Understanding Precision and Recall
Technology assisted review is a powerful tool for controlling review costs and workflows. But, to maximize the benefits of TAR, we must be able to understand the results.
Predictive coding has, for years, promised to reduce the time and expense of increasingly large scale litigation reviews. For attorneys and project managers assessing different methodologies, it has been challenging to understand what evaluative metrics are relevant. F-scores are often inappropriately interpreted as measures of review quality when evaluating predictive coding results. But to get a better understanding of how an application of predictive coding has performed and to manage the defensibility of your review, the component elements of the f-score – precision and recall – should be reviewed. But how do precision and recall scores relate? And, more importantly, what do these results tell you about your production?
In the context of TAR and predictive coding, precision is a measure of how often an algorithm accurately predicts a document to be responsive. In other words, what percentage of the produced documents are actually responsive. A low precision score tells us that there were many documents produced that were not actually responsive, potentially an indication of over-delivery. A high precision score on its own doesn’t mean much, either. One could deliver just 10 documents to opposing counsel, and if all 10 were responsive, we would have 100% precision but we would have almost certainly failed to deliver a very significant percentage of the responsive documents in the collection.
To give our precision score any context relative to the over-riding goal of predictive coding — to quickly and defensibly deliver responsive documents to opposing counsel — we need to look at recall. Recall is a measure of what percentage of the responsive documents in a data set have been classified correctly by the TAR/predictive coding algorithm. When recall is 100%, the algorithm has correctly identified all of the responsive documents in a collection. A low recall score indicates that the algorithm has incorrectly marked responsive documents as non-responsive.

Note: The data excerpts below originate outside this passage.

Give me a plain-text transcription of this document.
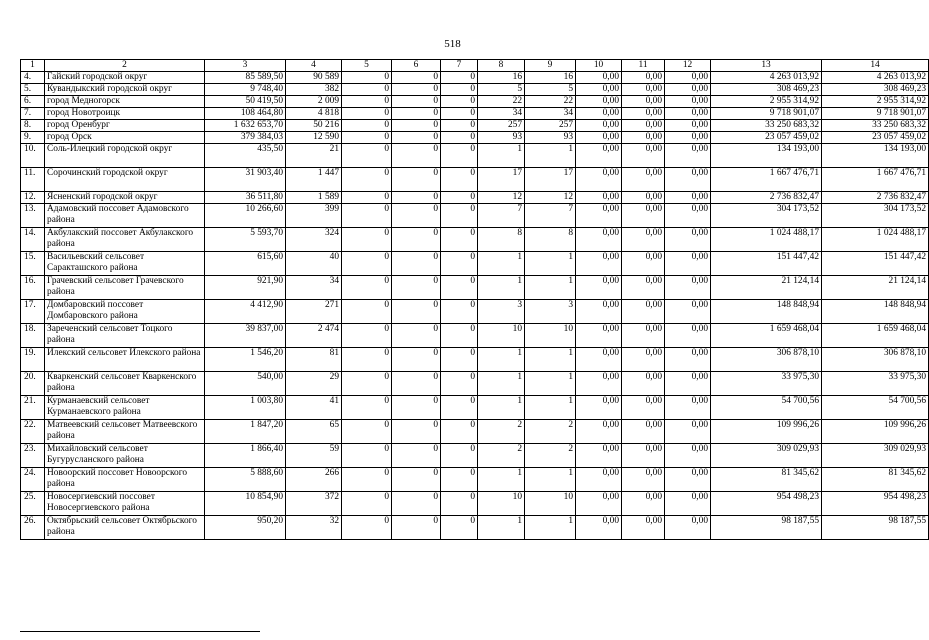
518
1	2	3	4	5	6	7	8	9	10	11	12	13	14
4.	Гайский городской округ	85 589,50	90 589	0	0	0	16	16	0,00	0,00	0,00	4 263 013,92	4 263 013,92
5.	Кувандыкский городской округ	9 748,40	382	0	0	0	5	5	0,00	0,00	0,00	308 469,23	308 469,23
6.	город Медногорск	50 419,50	2 009	0	0	0	22	22	0,00	0,00	0,00	2 955 314,92	2 955 314,92
7.	город Новотроицк	108 464,80	4 818	0	0	0	34	34	0,00	0,00	0,00	9 718 901,07	9 718 901,07
8.	город Оренбург	1 632 653,70	50 216	0	0	0	257	257	0,00	0,00	0,00	33 250 683,32	33 250 683,32
9.	город Орск	379 384,03	12 590	0	0	0	93	93	0,00	0,00	0,00	23 057 459,02	23 057 459,02
10.	Соль-Илецкий городской округ	435,50	21	0	0	0	1	1	0,00	0,00	0,00	134 193,00	134 193,00
11.	Сорочинский городской округ	31 903,40	1 447	0	0	0	17	17	0,00	0,00	0,00	1 667 476,71	1 667 476,71
12.	Ясненский городской округ	36 511,80	1 589	0	0	0	12	12	0,00	0,00	0,00	2 736 832,47	2 736 832,47
13.	Адамовский поссовет Адамовского района	10 266,60	399	0	0	0	7	7	0,00	0,00	0,00	304 173,52	304 173,52
14.	Акбулакский поссовет Акбулакского района	5 593,70	324	0	0	0	8	8	0,00	0,00	0,00	1 024 488,17	1 024 488,17
15.	Васильевский сельсовет Саракташского района	615,60	40	0	0	0	1	1	0,00	0,00	0,00	151 447,42	151 447,42
16.	Грачевский сельсовет Грачевского района	921,90	34	0	0	0	1	1	0,00	0,00	0,00	21 124,14	21 124,14
17.	Домбаровский поссовет Домбаровского района	4 412,90	271	0	0	0	3	3	0,00	0,00	0,00	148 848,94	148 848,94
18.	Зареченский сельсовет Тоцкого района	39 837,00	2 474	0	0	0	10	10	0,00	0,00	0,00	1 659 468,04	1 659 468,04
19.	Илекский сельсовет Илекского района	1 546,20	81	0	0	0	1	1	0,00	0,00	0,00	306 878,10	306 878,10
20.	Кваркенский сельсовет Кваркенского района	540,00	29	0	0	0	1	1	0,00	0,00	0,00	33 975,30	33 975,30
21.	Курманаевский сельсовет Курманаевского района	1 003,80	41	0	0	0	1	1	0,00	0,00	0,00	54 700,56	54 700,56
22.	Матвеевский сельсовет Матвеевского района	1 847,20	65	0	0	0	2	2	0,00	0,00	0,00	109 996,26	109 996,26
23.	Михайловский сельсовет Бугурусланского района	1 866,40	59	0	0	0	2	2	0,00	0,00	0,00	309 029,93	309 029,93
24.	Новоорский поссовет Новоорского района	5 888,60	266	0	0	0	1	1	0,00	0,00	0,00	81 345,62	81 345,62
25.	Новосергиевский поссовет Новосергиевского района	10 854,90	372	0	0	0	10	10	0,00	0,00	0,00	954 498,23	954 498,23
26.	Октябрьский сельсовет Октябрьского района	950,20	32	0	0	0	1	1	0,00	0,00	0,00	98 187,55	98 187,55
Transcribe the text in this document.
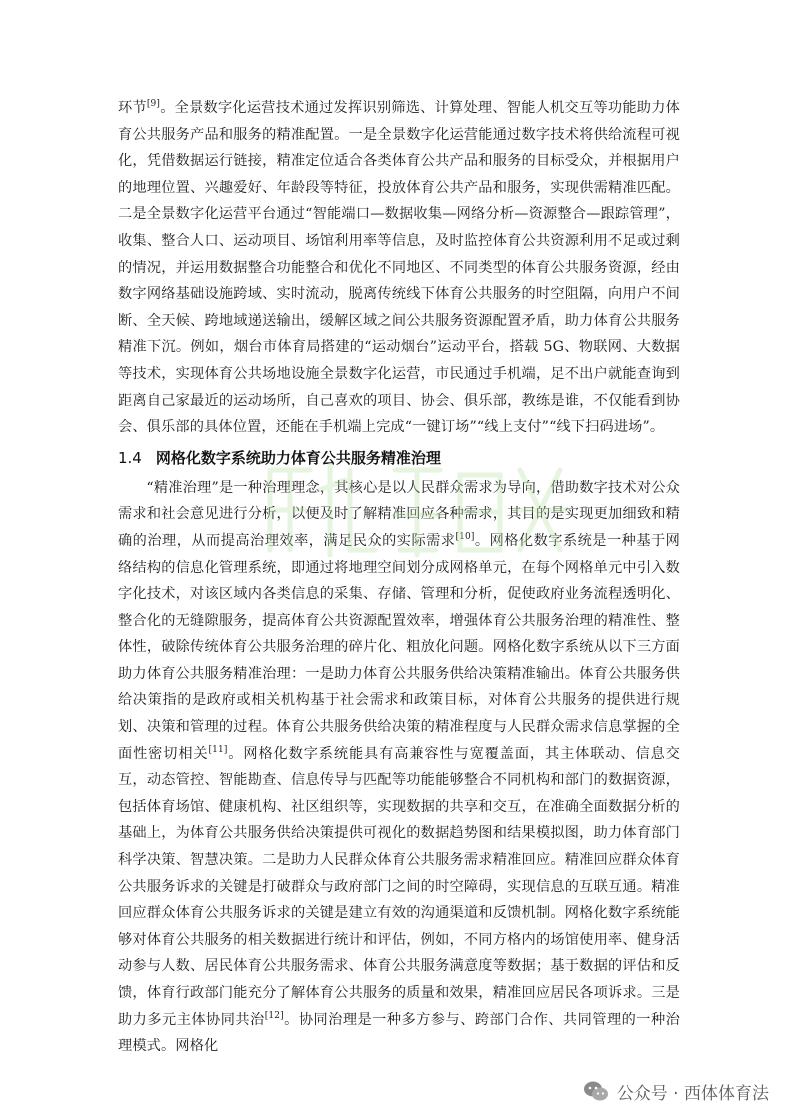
环节[9]。全景数字化运营技术通过发挥识别筛选、计算处理、智能人机交互等功能助力体育公共服务产品和服务的精准配置。一是全景数字化运营能通过数字技术将供给流程可视化，凭借数据运行链接，精准定位适合各类体育公共产品和服务的目标受众，并根据用户的地理位置、兴趣爱好、年龄段等特征，投放体育公共产品和服务，实现供需精准匹配。二是全景数字化运营平台通过“智能端口—数据收集—网络分析—资源整合—跟踪管理”，收集、整合人口、运动项目、场馆利用率等信息，及时监控体育公共资源利用不足或过剩的情况，并运用数据整合功能整合和优化不同地区、不同类型的体育公共服务资源，经由数字网络基础设施跨域、实时流动，脱离传统线下体育公共服务的时空阻隔，向用户不间断、全天候、跨地域递送输出，缓解区域之间公共服务资源配置矛盾，助力体育公共服务精准下沉。例如，烟台市体育局搭建的“运动烟台”运动平台，搭载 5G、物联网、大数据等技术，实现体育公共场地设施全景数字化运营，市民通过手机端，足不出户就能查询到距离自己家最近的运动场所，自己喜欢的项目、协会、俱乐部，教练是谁，不仅能看到协会、俱乐部的具体位置，还能在手机端上完成“一键订场”“线上支付”“线下扫码进场”。

1.4 网格化数字系统助力体育公共服务精准治理

“精准治理”是一种治理理念，其核心是以人民群众需求为导向，借助数字技术对公众需求和社会意见进行分析，以便及时了解精准回应各种需求，其目的是实现更加细致和精确的治理，从而提高治理效率，满足民众的实际需求[10]。网格化数字系统是一种基于网络结构的信息化管理系统，即通过将地理空间划分成网格单元，在每个网格单元中引入数字化技术，对该区域内各类信息的采集、存储、管理和分析，促使政府业务流程透明化、整合化的无缝隙服务，提高体育公共资源配置效率，增强体育公共服务治理的精准性、整体性，破除传统体育公共服务治理的碎片化、粗放化问题。网格化数字系统从以下三方面助力体育公共服务精准治理：一是助力体育公共服务供给决策精准输出。体育公共服务供给决策指的是政府或相关机构基于社会需求和政策目标，对体育公共服务的提供进行规划、决策和管理的过程。体育公共服务供给决策的精准程度与人民群众需求信息掌握的全面性密切相关[11]。网格化数字系统能具有高兼容性与宽覆盖面，其主体联动、信息交互，动态管控、智能勘查、信息传导与匹配等功能能够整合不同机构和部门的数据资源，包括体育场馆、健康机构、社区组织等，实现数据的共享和交互，在准确全面数据分析的基础上，为体育公共服务供给决策提供可视化的数据趋势图和结果模拟图，助力体育部门科学决策、智慧决策。二是助力人民群众体育公共服务需求精准回应。精准回应群众体育公共服务诉求的关键是打破群众与政府部门之间的时空障碍，实现信息的互联互通。精准回应群众体育公共服务诉求的关键是建立有效的沟通渠道和反馈机制。网格化数字系统能够对体育公共服务的相关数据进行统计和评估，例如，不同方格内的场馆使用率、健身活动参与人数、居民体育公共服务需求、体育公共服务满意度等数据；基于数据的评估和反馈，体育行政部门能充分了解体育公共服务的质量和效果，精准回应居民各项诉求。三是助力多元主体协同共治[12]。协同治理是一种多方参与、跨部门合作、共同管理的一种治理模式。网格化

公众号 · 西体体育法
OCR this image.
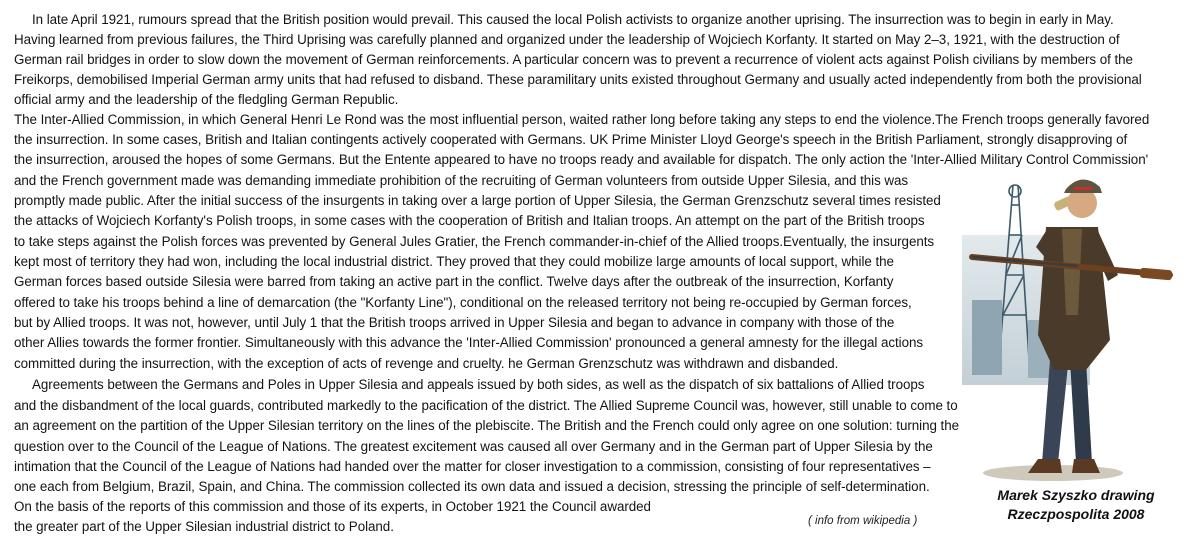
In late April 1921, rumours spread that the British position would prevail. This caused the local Polish activists to organize another uprising. The insurrection was to begin in early in May.
Having learned from previous failures, the Third Uprising was carefully planned and organized under the leadership of Wojciech Korfanty. It started on May 2–3, 1921, with the destruction of
German rail bridges in order to slow down the movement of German reinforcements. A particular concern was to prevent a recurrence of violent acts against Polish civilians by members of the
Freikorps, demobilised Imperial German army units that had refused to disband. These paramilitary units existed throughout Germany and usually acted independently from both the provisional
official army and the leadership of the fledgling German Republic.
The Inter-Allied Commission, in which General Henri Le Rond was the most influential person, waited rather long before taking any steps to end the violence.The French troops generally favored
the insurrection. In some cases, British and Italian contingents actively cooperated with Germans. UK Prime Minister Lloyd George's speech in the British Parliament, strongly disapproving of
the insurrection, aroused the hopes of some Germans. But the Entente appeared to have no troops ready and available for dispatch. The only action the 'Inter-Allied Military Control Commission'
and the French government made was demanding immediate prohibition of the recruiting of German volunteers from outside Upper Silesia, and this was
promptly made public. After the initial success of the insurgents in taking over a large portion of Upper Silesia, the German Grenzschutz several times resisted
the attacks of Wojciech Korfanty's Polish troops, in some cases with the cooperation of British and Italian troops. An attempt on the part of the British troops
to take steps against the Polish forces was prevented by General Jules Gratier, the French commander-in-chief of the Allied troops.Eventually, the insurgents
kept most of territory they had won, including the local industrial district. They proved that they could mobilize large amounts of local support, while the
German forces based outside Silesia were barred from taking an active part in the conflict. Twelve days after the outbreak of the insurrection, Korfanty
offered to take his troops behind a line of demarcation (the "Korfanty Line"), conditional on the released territory not being re-occupied by German forces,
but by Allied troops. It was not, however, until July 1 that the British troops arrived in Upper Silesia and began to advance in company with those of the
other Allies towards the former frontier. Simultaneously with this advance the 'Inter-Allied Commission' pronounced a general amnesty for the illegal actions
committed during the insurrection, with the exception of acts of revenge and cruelty. he German Grenzschutz was withdrawn and disbanded.
Agreements between the Germans and Poles in Upper Silesia and appeals issued by both sides, as well as the dispatch of six battalions of Allied troops
and the disbandment of the local guards, contributed markedly to the pacification of the district. The Allied Supreme Council was, however, still unable to come to
an agreement on the partition of the Upper Silesian territory on the lines of the plebiscite. The British and the French could only agree on one solution: turning the
question over to the Council of the League of Nations. The greatest excitement was caused all over Germany and in the German part of Upper Silesia by the
intimation that the Council of the League of Nations had handed over the matter for closer investigation to a commission, consisting of four representatives –
one each from Belgium, Brazil, Spain, and China. The commission collected its own data and issued a decision, stressing the principle of self-determination.
On the basis of the reports of this commission and those of its experts, in October 1921 the Council awarded
the greater part of the Upper Silesian industrial district to Poland.
Marek Szyszko drawing
Rzeczpospolita 2008
( info from wikipedia )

To get an idea of how a predictive coding application has performed we need to look at precision and recall relative to each other. Due to the fundamental limitations of predictive coding technology, it would be very difficult to ever achieve perfect precision and recall on a collection. There is ultimately going to be a trade-off between optimizing the two measures. To improve precision, that is to reduce the proportion of false positives, we are likely going to reduce true positives — recall — as well. Similarly, to improve recall, or reduce the proportion of false negatives, we are likely going to increase the percentage of false positives and negatively affect precision. Because of this interrelation, much of what can be understood about TAR results is obscured by just looking at the f-score and accepting the result if it exceeds some arbitrary measure. Evaluating precision and recall in relation to each other tells a much more detailed story about TAR results.
Given what we know about recall scores, it may occur that predictive coding actually gives us an explicit measure of how many responsive documents we didn’t deliver. How can we look at predictive coding results that indicate 80% recall and not be entirely focused on the 20% of responsive documents that haven’t been produced? The answer is that 80% recall may be a far better result than if a massively more expensive manual review of the documents was performed, instead. Though this seems controversial, it is a notion shared by The Sedona Conference, TREC legal track, and the judges who have been approving TAR use.